Le festival du film d'éducation : se poser des questions sur les représentations de l'autre
Paru dans Scolaire, Périscolaire, Culture le vendredi 04 décembre 2015.
Le festival du film d'éducation d'Evreux remplit systématiquement, à chaque séance, les deux salles qui lui sont dédiées, a pu constater ToutEduc. Hier 3 décembre, les jeunes et les adultes qui les accompagnent étaient invités à s'interroger sur les conditions du "mieux vivre ensemble". Trois conférences-débats rythment en effet des journées surtout consacrées aux projections. Martine Pretceille (Paris-VIII) a ainsi invité les festivaliers à "penser un humanisme du divers", à "sortir du discours de la différence pour travailler sur la diversité", à saisir l'autre dans sa singularité et son universalité avant de penser aux spécificités culturelles. Michel Sauquet (écrivain) évoque pour sa part l'intelligence interculturelle qui permet "de faire crédit à l'autre d'être intelligible" et de se demander si soi-même on n'est pas impossible à décrypter pour autrui.
Et c'est aussi l'expérience à laquelle sont confrontés les jeunes élèves d'un lycée professionnel de Seine-maritime, qui visionnent des films mais sont également en position de journalistes, et qui, pour nourrir le blog du festival, ont interviewé une actrice et une réalisatrice. "Ca fait bizarre", "c'est la première fois que j'ai une actrice auprès de moi", et, ajoute Antony, "j'ai de la chance d'aller à l'école, Tata Milouda (artiste de slam marocaine, ndlr) n'y est pas allée". Il l'a rencontrée après la projection de Patience, patience, t'iras au paradis, dont elle est l'héroïne.

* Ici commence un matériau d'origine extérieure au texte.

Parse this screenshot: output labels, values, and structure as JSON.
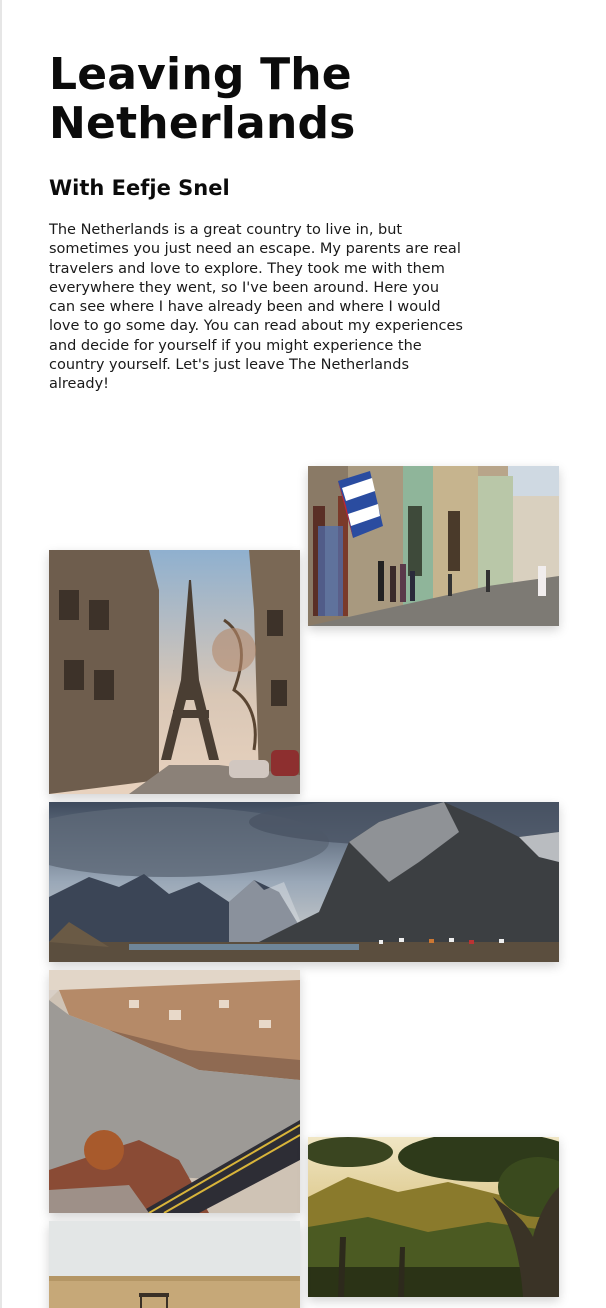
{
  "header": {
    "title": "Leaving The Netherlands",
    "subtitle": "With Eefje Snel"
  },
  "intro": {
    "text": "The Netherlands is a great country to live in, but sometimes you just need an escape. My parents are real travelers and love to explore. They took me with them everywhere they went, so I've been around. Here you can see where I have already been and where I would love to go some day. You can read about my experiences and decide for yourself if you might experience the country yourself. Let's just leave The Netherlands already!"
  }
}
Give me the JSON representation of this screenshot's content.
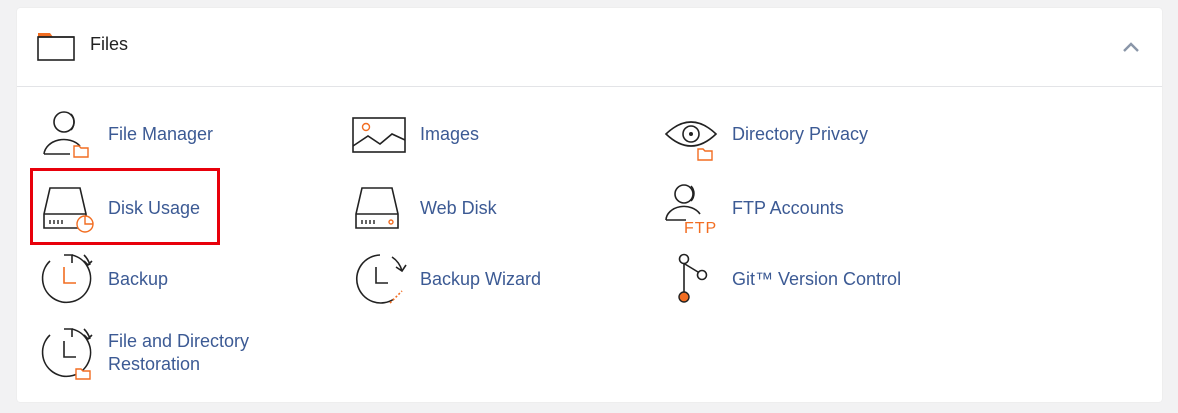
{
  "section": {
    "title": "Files",
    "icon": "folder-icon",
    "collapse_icon": "chevron-up-icon"
  },
  "items": [
    {
      "label": "File Manager",
      "icon": "file-manager-icon"
    },
    {
      "label": "Images",
      "icon": "images-icon"
    },
    {
      "label": "Directory Privacy",
      "icon": "directory-privacy-icon"
    },
    {
      "label": "Disk Usage",
      "icon": "disk-usage-icon"
    },
    {
      "label": "Web Disk",
      "icon": "web-disk-icon"
    },
    {
      "label": "FTP Accounts",
      "icon": "ftp-accounts-icon"
    },
    {
      "label": "Backup",
      "icon": "backup-icon"
    },
    {
      "label": "Backup Wizard",
      "icon": "backup-wizard-icon"
    },
    {
      "label": "Git™ Version Control",
      "icon": "git-icon"
    },
    {
      "label": "File and Directory Restoration",
      "icon": "file-restoration-icon"
    }
  ],
  "ftp_icon_text": "FTP",
  "colors": {
    "accent": "#f26d21",
    "link": "#3c5a94",
    "highlight": "#e8000b"
  }
}
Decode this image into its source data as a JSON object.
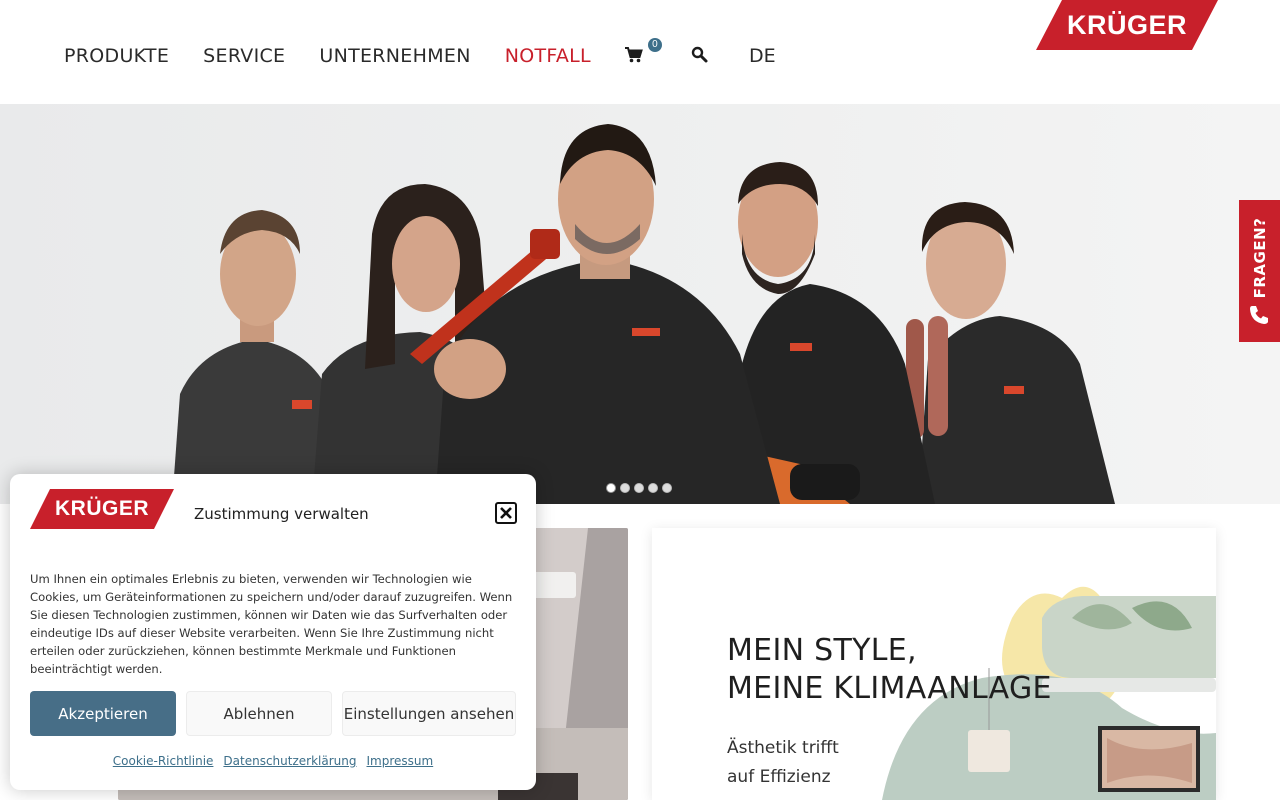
{
  "brand": {
    "logo_text": "KRÜGER",
    "accent": "#c8202b",
    "consent_primary": "#476e87"
  },
  "nav": {
    "items": [
      "PRODUKTE",
      "SERVICE",
      "UNTERNEHMEN",
      "NOTFALL"
    ],
    "cart_icon": "cart-icon",
    "cart_count": "0",
    "search_icon": "search-icon",
    "language": "DE"
  },
  "hero": {
    "slide_count": 5,
    "active_slide": 1
  },
  "side_tab": {
    "label": "FRAGEN?",
    "icon": "phone-icon"
  },
  "card": {
    "title_line1": "MEIN STYLE,",
    "title_line2": "MEINE KLIMAANLAGE",
    "subtitle_line1": "Ästhetik trifft",
    "subtitle_line2": "auf Effizienz"
  },
  "consent": {
    "title": "Zustimmung verwalten",
    "body": "Um Ihnen ein optimales Erlebnis zu bieten, verwenden wir Technologien wie Cookies, um Geräteinformationen zu speichern und/oder darauf zuzugreifen. Wenn Sie diesen Technologien zustimmen, können wir Daten wie das Surfverhalten oder eindeutige IDs auf dieser Website verarbeiten. Wenn Sie Ihre Zustimmung nicht erteilen oder zurückziehen, können bestimmte Merkmale und Funktionen beeinträchtigt werden.",
    "accept_label": "Akzeptieren",
    "deny_label": "Ablehnen",
    "settings_label": "Einstellungen ansehen",
    "links": [
      "Cookie-Richtlinie",
      "Datenschutzerklärung",
      "Impressum"
    ]
  }
}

Des partenariats de projet
Ces élèves sont hébergés pendant 5 jours par le festival. Interrogé sur le financement, Christian Gautellier qui le dirige évoque l'évolution des partenariats, qui ne sont pas seulement pécuniaires mais aussi "de projet". Le Département par exemple ne va pas contribuer à une manifestation culturelle, ce qui n'est d'ailleurs pas de sa compétence, même si celle-ci a un rayonnement national et européen, voire davantage. En revanche, il est concerné par un projet qui implique des collégiens et qui contribue à la formation des travailleurs sociaux. De même pour la Région avec les lycéens ...
Tous ces partenaires (voir ToutEduc ici) sont aussi sensibles au caractère "positif" des films d'éducation. Ils sont très différents les uns des autres. Je suis le peuple permet de suivre un paysan égyptien et un village qui s'éveille à la démocratie tandis que se soulève la place Tahrir, et donc de comprendre les processus d'émancipation; Parole de king! montre des "drags kings", des femmes travesties en hommes, et comment se construisent, et se déconstruisent les stéréotypes de genre, une invitation à réfléchir sur les codes sociaux; c'est vrai aussi, quoique différemment, pour Trop noire pour être française ?; Le Rebond est à la fois un discours scientifique et une présentation sensible, chorégraphique, des phénomènes de résilience, alors que les éducateurs sont souvent confrontés à des jeunes qui ne savent comment rebondir après un échec; Mia Madre évoque les relations d'une mère et de sa fille; Démarche suit un éducateur qui emmène une jeune délinquante sur les chemins de Saint-Jacques..."Ce sont des films qui parlent de ruptures, de ceux qui sont laissés à la marge, mais qui laissent une chance à la vie."